Credit Life Insurance: What it is and Who Needs it

Credit life insurance is a form of life insurance policy that pays out a borrower's unpaid obligations if the policyholder dies. It is commonly used to ensure that you can pay off a major loan, such as a mortgage or auto loan.

A credit life insurance policy's face value is reduced proportionally with the existing loan amount as the debt is paid off over time until there is no leftover loan balance.

How Credit Life Insurance Works

Credit life insurance is often available when you borrow a big sum of money, such as for a mortgage, vehicle loan, or huge line of credit. The policy pays to repay the loan if the borrower dies.

Such plans are worthwhile to consider if you have a co-signer on the loan or dependents who rely on the underlying asset, such as your home. If you have a co-signer on your mortgage, credit life insurance will keep them from having to make loan payments after you die.

In most circumstances, heirs who are not co-signers on your loans are not compelled to repay them after your death. Your debts are typically not inherited. The only exceptions are the few states that recognize communal property, and even then, only a spouse, not your children, may be held accountable for debts.

When banks lend money, they take the risk that the borrower may die before the debt is repaid. Credit life insurance protects the lender while also ensuring your descendants obtain your possessions.

Credit Life Insurance Alternatives

If you want to shield your beneficiaries from having to pay off your debts after you die, conventional term life insurance may be the best option. With term life insurance, the benefit is distributed to your beneficiary rather than the lender.

Your recipient can then utilize some or all of the proceeds to repay debt as needed. Term coverage from a life insurance company is typically less expensive than credit life insurance for the same coverage amount.

Furthermore, credit life insurance loses value over time because it only covers the loan's outstanding sum. A term life insurance policy, on the other hand, maintains its value over time.

Advantages to Credit Life Insurance

A credit life insurance policy has less strict health screening standards than a term life insurance policy, which is one of its advantages. Credit life insurance is often a guaranteed issue policy that does not require a medical check.

In contrast, term life insurance is often subject to a medical checkup. Even if you're in good health, buying term insurance later in life will result in a higher premium.

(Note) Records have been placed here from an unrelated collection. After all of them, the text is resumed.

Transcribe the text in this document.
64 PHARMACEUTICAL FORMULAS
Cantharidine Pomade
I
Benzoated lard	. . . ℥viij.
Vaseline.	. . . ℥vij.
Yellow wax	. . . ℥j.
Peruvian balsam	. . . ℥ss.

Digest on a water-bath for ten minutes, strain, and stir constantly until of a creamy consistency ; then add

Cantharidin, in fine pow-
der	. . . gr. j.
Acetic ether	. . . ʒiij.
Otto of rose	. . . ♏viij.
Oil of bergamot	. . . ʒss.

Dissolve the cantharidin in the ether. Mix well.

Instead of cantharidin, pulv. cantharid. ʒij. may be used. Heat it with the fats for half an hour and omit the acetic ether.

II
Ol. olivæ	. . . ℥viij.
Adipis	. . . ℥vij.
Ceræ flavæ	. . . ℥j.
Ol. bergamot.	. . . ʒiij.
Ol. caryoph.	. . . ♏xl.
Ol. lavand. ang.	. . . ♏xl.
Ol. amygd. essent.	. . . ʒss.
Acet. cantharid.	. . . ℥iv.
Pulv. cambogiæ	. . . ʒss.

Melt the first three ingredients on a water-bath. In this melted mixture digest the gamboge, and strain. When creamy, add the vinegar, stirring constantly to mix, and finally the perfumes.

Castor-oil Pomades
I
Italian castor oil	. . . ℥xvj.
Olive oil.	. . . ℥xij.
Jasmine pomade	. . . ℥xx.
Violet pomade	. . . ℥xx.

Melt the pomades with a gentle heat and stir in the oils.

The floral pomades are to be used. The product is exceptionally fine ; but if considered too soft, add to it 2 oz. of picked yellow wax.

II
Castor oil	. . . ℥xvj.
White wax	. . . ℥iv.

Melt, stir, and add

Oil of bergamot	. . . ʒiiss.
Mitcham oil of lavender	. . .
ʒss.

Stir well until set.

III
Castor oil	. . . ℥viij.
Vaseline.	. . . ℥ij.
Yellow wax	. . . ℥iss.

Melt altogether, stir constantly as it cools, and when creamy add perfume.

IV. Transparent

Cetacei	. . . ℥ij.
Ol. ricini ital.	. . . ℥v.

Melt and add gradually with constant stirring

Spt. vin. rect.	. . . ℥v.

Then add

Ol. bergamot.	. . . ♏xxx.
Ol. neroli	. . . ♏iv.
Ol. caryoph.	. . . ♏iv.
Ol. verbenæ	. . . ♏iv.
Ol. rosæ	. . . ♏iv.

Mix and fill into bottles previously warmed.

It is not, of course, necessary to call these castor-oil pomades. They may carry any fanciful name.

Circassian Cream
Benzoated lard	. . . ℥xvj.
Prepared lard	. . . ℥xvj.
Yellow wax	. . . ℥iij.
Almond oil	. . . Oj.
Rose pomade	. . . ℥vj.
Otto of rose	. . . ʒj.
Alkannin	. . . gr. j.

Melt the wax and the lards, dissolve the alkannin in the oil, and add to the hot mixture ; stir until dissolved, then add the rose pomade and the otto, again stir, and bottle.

Credit life insurance will always be voluntary. Lenders are not permitted by law to request credit life insurance for a loan, and they may not rely their lending choices on whether you accept credit life insurance.

However, credit life insurance may be built into a loan, which would increase your monthly payments higher. Ask your lender about the role of credit life insurance on any major loan you have.

Who is the beneficiary of a credit life policy?

A credit life insurance policy benefits the lender who provided funds for the insured debt. Your heirs will not benefit from this sort of policy because the lender is the lone beneficiary.

Do you need credit insurance?

Credit life insurance is sometimes included in loans, but lenders may not need it. Federal law also prohibits loan choices based on the acceptance of credit life insurance.

What is the aim of credit life insurance?

One of the primary goals of purchasing credit life insurance is to keep your heirs from being burdened with outstanding loan payments in the case of your death. Credit life insurance can safeguard a co-signer from having to repay the loan.

The Bottom Line

Credit life insurance pays off a borrower's debts if the borrower dies. You can usually receive it from a bank when you close on a mortgage, take out a line of credit, or get a vehicle loan, for example.

This form of insurance is especially significant if your spouse or someone else is a co-signer on the loan, as it protects them from having to repay the amount. Consider consulting a financial advisor to explore your insurance alternatives and assess whether credit insurance is appropriate for your needs.